Q: Are you drawing from your entire repertoire? Are there any songs you’ve permanently retired?
There are obviously some that wouldn’t work in solo performance. There are some where you absolutely have to have a band. But then a new light is found on some songs just by the act of playing them in solo performance. You might change the tempo ever so slightly, and just by having a different beat, the story I was trying tell is laid out in a different way. I find I don’t have any songs that are completely out of the question. Sometimes someone will ask for something, and I’ll play it and I’ll be surprised what I find in it.
Q: Any specific examples?
People really wouldn’t expect me to play “Beyond Belief,” for example, because that sounds like a band venture, but that has worked as a solo. “When I Was Cruel” turned into something really emotional that was quite different from when I played it as a kind of hypnotic loop. When I played it purely as an acoustic guitar song, it was really something else again. I’ll get on nights when I’ll alight on four or five songs from the “King of America” album, or two or three songs from “National Ransom” or something.

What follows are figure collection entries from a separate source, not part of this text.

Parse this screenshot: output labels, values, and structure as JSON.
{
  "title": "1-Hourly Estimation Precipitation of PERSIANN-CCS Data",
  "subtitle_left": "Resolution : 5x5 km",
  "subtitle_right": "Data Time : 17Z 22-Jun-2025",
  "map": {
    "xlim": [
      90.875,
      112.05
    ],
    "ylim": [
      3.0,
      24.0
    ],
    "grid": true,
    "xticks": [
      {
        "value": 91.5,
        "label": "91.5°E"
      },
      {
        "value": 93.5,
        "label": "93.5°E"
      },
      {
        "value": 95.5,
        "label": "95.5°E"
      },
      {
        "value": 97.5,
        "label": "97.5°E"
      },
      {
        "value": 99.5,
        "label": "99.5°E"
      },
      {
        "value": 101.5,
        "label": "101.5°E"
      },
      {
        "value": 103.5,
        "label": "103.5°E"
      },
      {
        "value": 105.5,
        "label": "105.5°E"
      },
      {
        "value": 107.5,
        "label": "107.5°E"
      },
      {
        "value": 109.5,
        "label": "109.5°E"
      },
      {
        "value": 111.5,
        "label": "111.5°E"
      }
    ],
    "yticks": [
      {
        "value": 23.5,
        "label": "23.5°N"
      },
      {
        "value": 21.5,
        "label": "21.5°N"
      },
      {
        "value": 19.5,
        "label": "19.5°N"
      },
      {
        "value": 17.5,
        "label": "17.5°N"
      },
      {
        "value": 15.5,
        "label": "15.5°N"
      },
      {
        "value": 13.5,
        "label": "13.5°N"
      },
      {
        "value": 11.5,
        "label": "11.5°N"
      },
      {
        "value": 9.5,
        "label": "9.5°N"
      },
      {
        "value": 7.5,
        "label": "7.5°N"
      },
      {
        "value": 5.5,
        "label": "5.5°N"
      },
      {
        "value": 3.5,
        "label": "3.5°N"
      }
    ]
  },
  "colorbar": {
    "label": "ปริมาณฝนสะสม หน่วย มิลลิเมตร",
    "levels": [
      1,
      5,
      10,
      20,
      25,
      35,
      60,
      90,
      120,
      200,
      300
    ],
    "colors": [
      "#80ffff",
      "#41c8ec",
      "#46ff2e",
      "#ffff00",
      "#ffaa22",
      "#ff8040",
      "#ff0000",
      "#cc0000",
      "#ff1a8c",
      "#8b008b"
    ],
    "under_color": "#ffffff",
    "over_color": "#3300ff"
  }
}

Q: Will you be introducing any new songs on the tour?
I may well do. I’m not going to commit to that, or announce it, because then the pirates will be there with their fingers lurking over the “record” button. Then everything you do is overheard before you’ve got it to where you want it. That’s one of the best ways to discourage recording conventionally. There’s no obligation on my part to release every single thing that I write. I like to know what I’m offering people, and give ‘em a square deal. I might do something expectedly, but you won’t know when it’s coming.
Q: Are you continuing to write new songs on a regular basis?
I have written a phenomenal amount of songs over the last four years, all of which have been for stage musicals, three of them in different states of preparation. It is slightly frustrating to have really good songs you’re dying to play for people, but of course, if you’re writing them for a production, you have to be patient and wait for that opening night.